Mais 100 metros adiante, ainda na Sergipe, esquina com avenida Rio de Janeiro, se encontra o também aposentado Antonio Furtado, 74 anos, há 18 vendendo alho. Assim como os outros vendedores, ele enaltece as qualidades da planta dizendo, entre outras coisas, que ‘‘o alho é antibiótico e serve pra muita coisa’’. Contra-indicação? Ele apenas diz que não é aconselhado comê-lo cru em grande quantidade pois pode causar gastrite. No mais, qualquer um pode tomar seu copinho com alho amassado diariamente que ‘‘se não fizer bem, mal não faz’’.

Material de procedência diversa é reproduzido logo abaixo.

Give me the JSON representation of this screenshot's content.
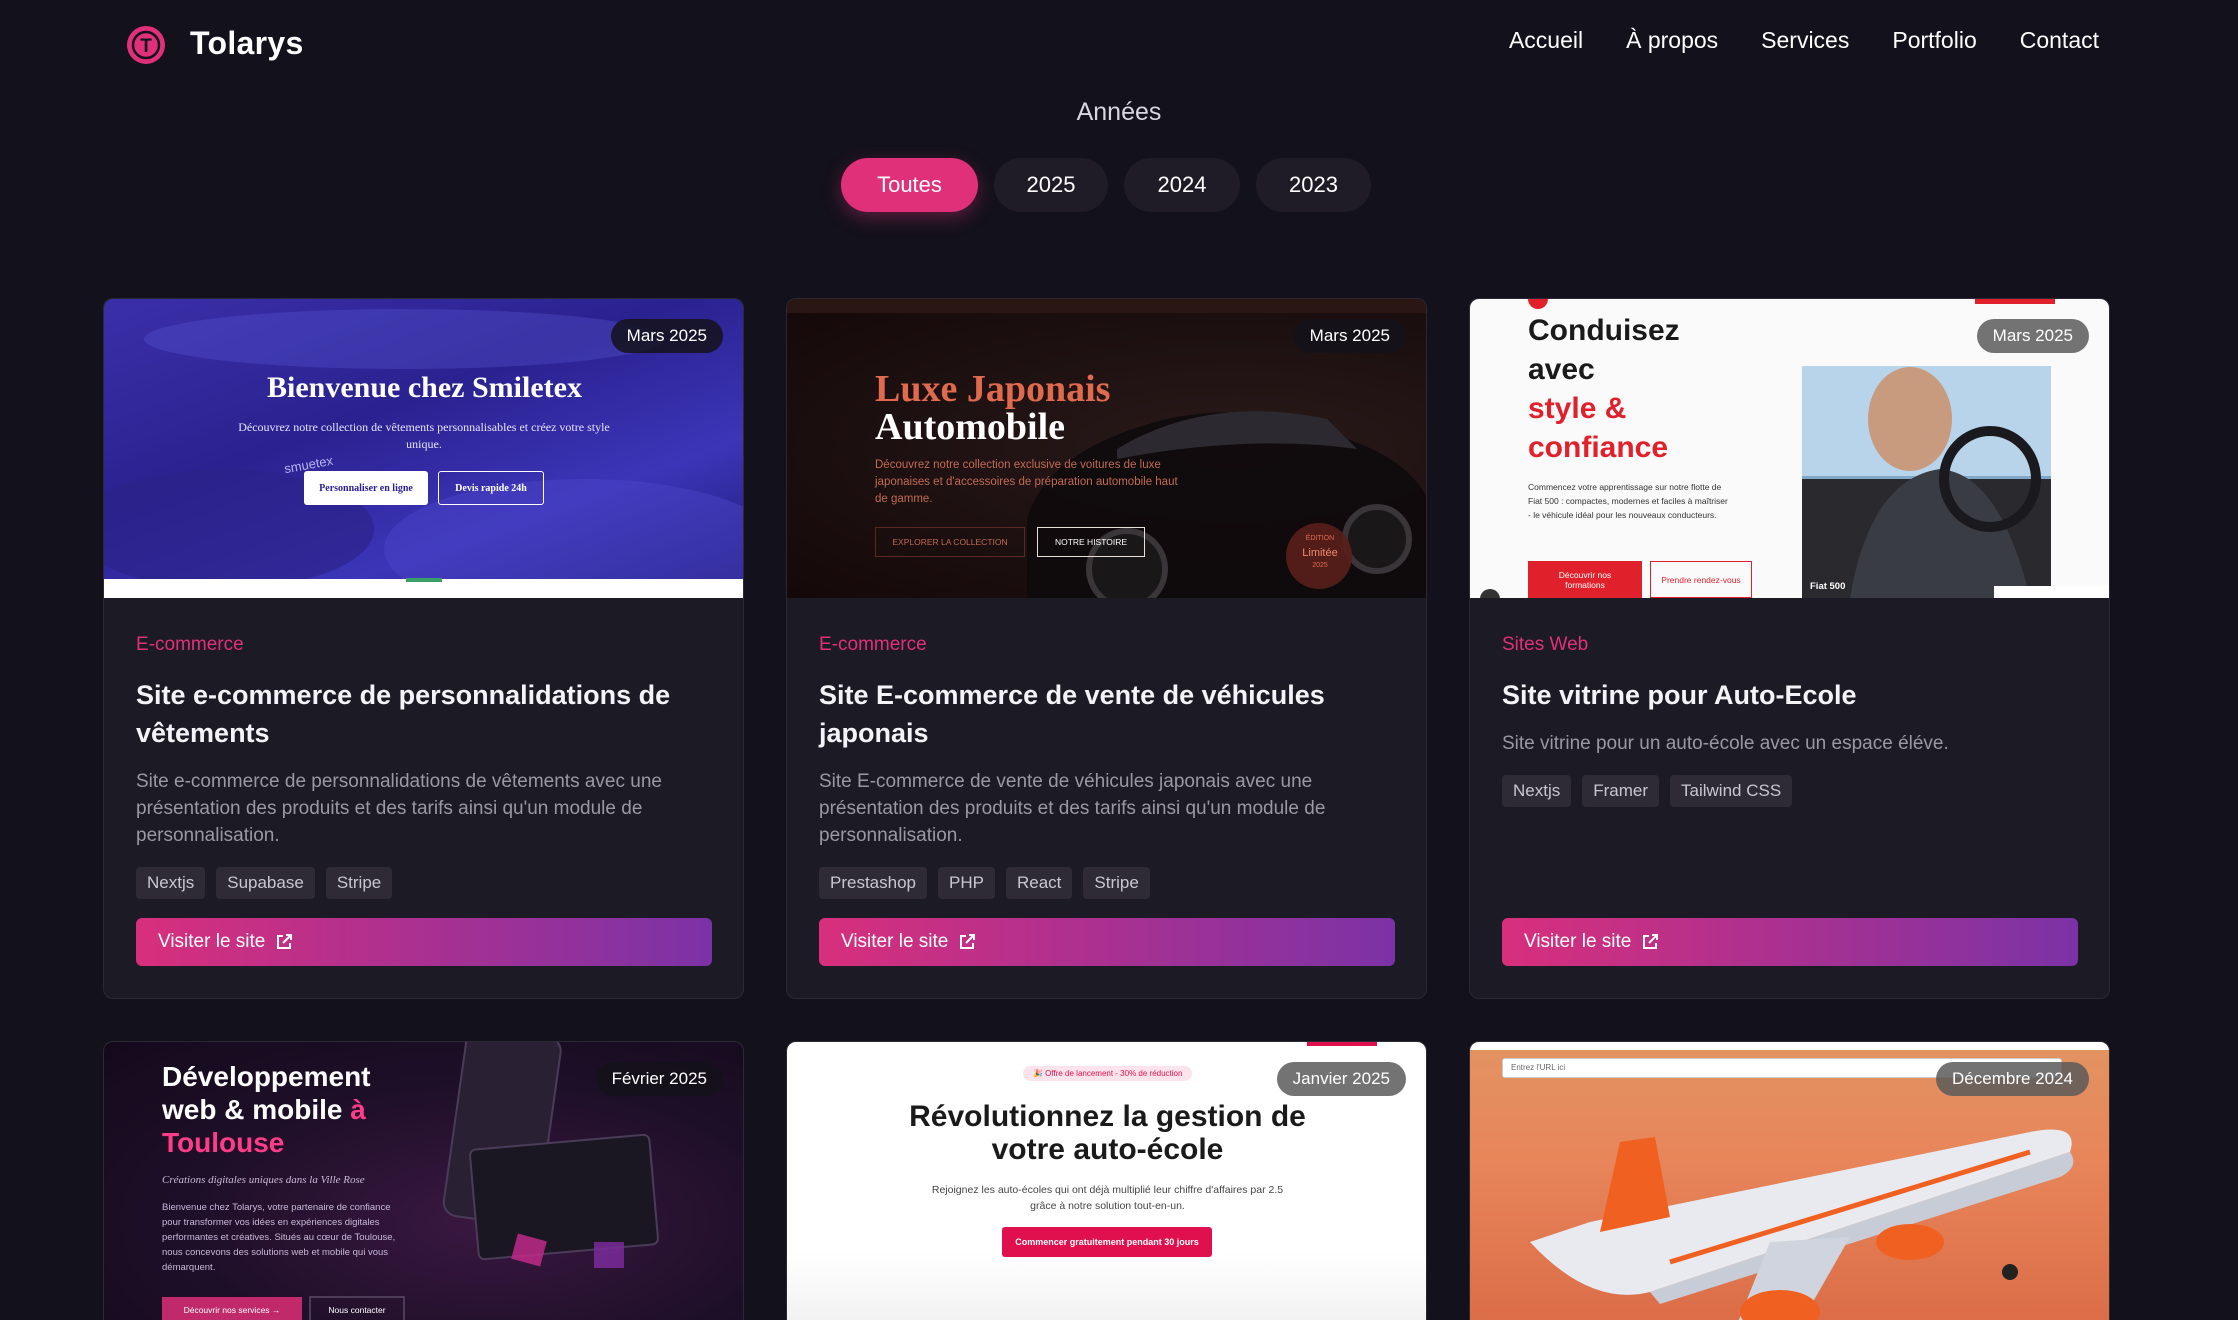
{
  "nav": {
    "brand": "Tolarys",
    "logo_letter": "T",
    "links": [
      "Accueil",
      "À propos",
      "Services",
      "Portfolio",
      "Contact"
    ]
  },
  "filter": {
    "title": "Années",
    "options": [
      "Toutes",
      "2025",
      "2024",
      "2023"
    ],
    "active": "Toutes"
  },
  "colors": {
    "accent": "#e0307a",
    "background": "#13111c",
    "card": "#1c1a24",
    "gradient_end": "#7b32a6"
  },
  "projects": [
    {
      "date": "Mars 2025",
      "category": "E-commerce",
      "title": "Site e-commerce de personnalidations de vêtements",
      "description": "Site e-commerce de personnalidations de vêtements avec une présentation des produits et des tarifs ainsi qu'un module de personnalisation.",
      "tags": [
        "Nextjs",
        "Supabase",
        "Stripe"
      ],
      "cta": "Visiter le site",
      "preview": {
        "heading": "Bienvenue chez Smiletex",
        "sub": "Découvrez notre collection de vêtements personnalisables et créez votre style unique.",
        "btn1": "Personnaliser en ligne",
        "btn2": "Devis rapide 24h",
        "watermark": "smuetex"
      }
    },
    {
      "date": "Mars 2025",
      "category": "E-commerce",
      "title": "Site E-commerce de vente de véhicules japonais",
      "description": "Site E-commerce de vente de véhicules japonais avec une présentation des produits et des tarifs ainsi qu'un module de personnalisation.",
      "tags": [
        "Prestashop",
        "PHP",
        "React",
        "Stripe"
      ],
      "cta": "Visiter le site",
      "preview": {
        "heading1": "Luxe Japonais",
        "heading2": "Automobile",
        "sub": "Découvrez notre collection exclusive de voitures de luxe japonaises et d'accessoires de préparation automobile haut de gamme.",
        "btn1": "EXPLORER LA COLLECTION",
        "btn2": "NOTRE HISTOIRE",
        "badge_top": "ÉDITION",
        "badge_main": "Limitée",
        "badge_year": "2025"
      }
    },
    {
      "date": "Mars 2025",
      "category": "Sites Web",
      "title": "Site vitrine pour Auto-Ecole",
      "description": "Site vitrine pour un auto-école avec un espace éléve.",
      "tags": [
        "Nextjs",
        "Framer",
        "Tailwind CSS"
      ],
      "cta": "Visiter le site",
      "preview": {
        "line1": "Conduisez",
        "line2": "avec",
        "line3": "style &",
        "line4": "confiance",
        "sub": "Commencez votre apprentissage sur notre flotte de Fiat 500 : compactes, modernes et faciles à maîtriser - le véhicule idéal pour les nouveaux conducteurs.",
        "btn1": "Découvrir nos formations",
        "btn2": "Prendre rendez-vous",
        "caption": "Fiat 500"
      }
    },
    {
      "date": "Février 2025",
      "preview": {
        "line1": "Développement",
        "line2": "web & mobile",
        "accent_a": "à",
        "line3": "Toulouse",
        "tagline": "Créations digitales uniques dans la Ville Rose",
        "sub": "Bienvenue chez Tolarys, votre partenaire de confiance pour transformer vos idées en expériences digitales performantes et créatives. Situés au cœur de Toulouse, nous concevons des solutions web et mobile qui vous démarquent.",
        "btn1": "Découvrir nos services →",
        "btn2": "Nous contacter"
      }
    },
    {
      "date": "Janvier 2025",
      "preview": {
        "promo": "🎉 Offre de lancement - 30% de réduction",
        "heading1": "Révolutionnez la gestion de",
        "heading2": "votre auto-école",
        "sub1": "Rejoignez les auto-écoles qui ont déjà multiplié leur chiffre d'affaires par 2.5",
        "sub2": "grâce à notre solution tout-en-un.",
        "btn": "Commencer gratuitement pendant 30 jours"
      }
    },
    {
      "date": "Décembre 2024",
      "preview": {
        "url_placeholder": "Entrez l'URL ici"
      }
    }
  ]
}
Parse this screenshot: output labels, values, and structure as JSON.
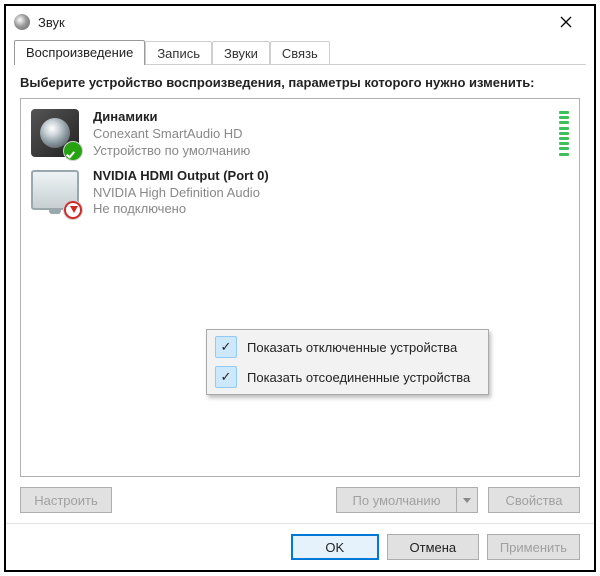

E vem a última pergunta: ‘‘Tem um xará seu lá na esquina da Pernambuco com Pio XII que diz que o alho levanta o...’’ Antonio, do alto dos seus 74 anos, não deixou completar a rima e assegurou enfático: ‘‘Levanta! É certeza que levanta. É muito bom pra isso a풒. Como? Você não gosta de alho? Bem feito pra você: deve estar comendo muito mal.